Introducing the Pfizer vaccine is a complex federal and state undertaking. Not only does the vaccine need to be stored at subzero temperatures and handled according to strict protocols, but it also requires two doses three weeks apart.
While Medicare – which insures a large proportion of the 65-year-olds and the elderly – recently changed its rules to fully cover a fast-moving vaccine, individual states are tasked with actually distributing the doses and identifying priority populations to be vaccinated. All states generally follow federal recommendations for their initial audiences, Kates said, adding that some have an expanded list of priorities.

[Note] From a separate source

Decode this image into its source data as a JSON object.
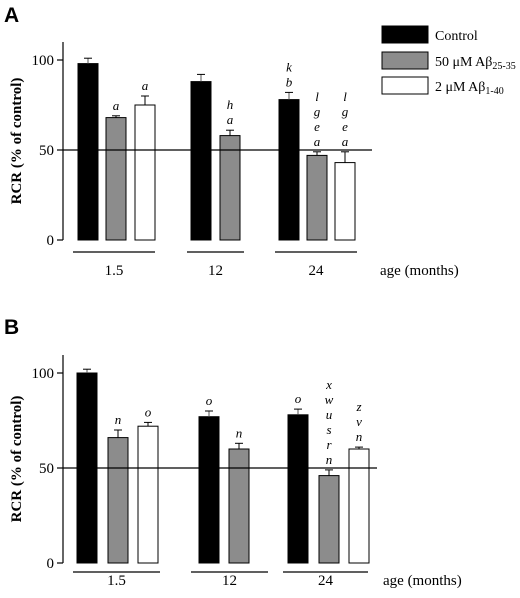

What [the advisory committee] In reflection it has been said that they are very likely to recommend that key workers come next, then seniors and those with existing medical conditions.
Senior Vice President at the Kaiser Family Foundation
It is uncertain which groups the CDC will recommend for prioritization after the first round of reporting or whether an earlier target of 20 million people vaccinated by the end of the year will be achieved. However, the Agency’s Advisory Committee on Immunization Practices last month suggested that the next priority population should be people 65 and over, critical workers, and those with underlying medical conditions who are at higher risk for Covid complications.
“What [the advisory committee] has said on reflection that they are very likely to recommend that key workers come next, and then seniors and those with existing medical conditions, “Kates said.
If these three populations focused on health care workers and residents of long-term care facilities, an estimated 87 million vital workers, more than 53 million people aged 65 and over, and 100 million would be targeted with high-risk medical conditions, Kaiser finds in new research.
Availability also depends on how many doses each state is receiving, which is currently based on each state’s adult population. However, there aren’t the same proportions of audiences across all states – for example, some have more health care workers while others have more nursing home residents, Kates said.
“It’s possible that some of the initial assignments might not match,” Kates said.
According to the latest data from Johns Hopkins University, the pandemic has killed at least 299,191 people in the United States, with the number of cases over 16.25 million. These numbers account for around 19% of the 1.6 million Covid deaths worldwide and 23% of the 72.3 million cases worldwide.
CDC data shows that of approximately 262,000 Covid deaths as of December 9, more than 209,000 people were 65 years of age or older. Overall, residents of long-term care facilities have caused about 40% of deaths in the United States from Covid to date, according to the CDC.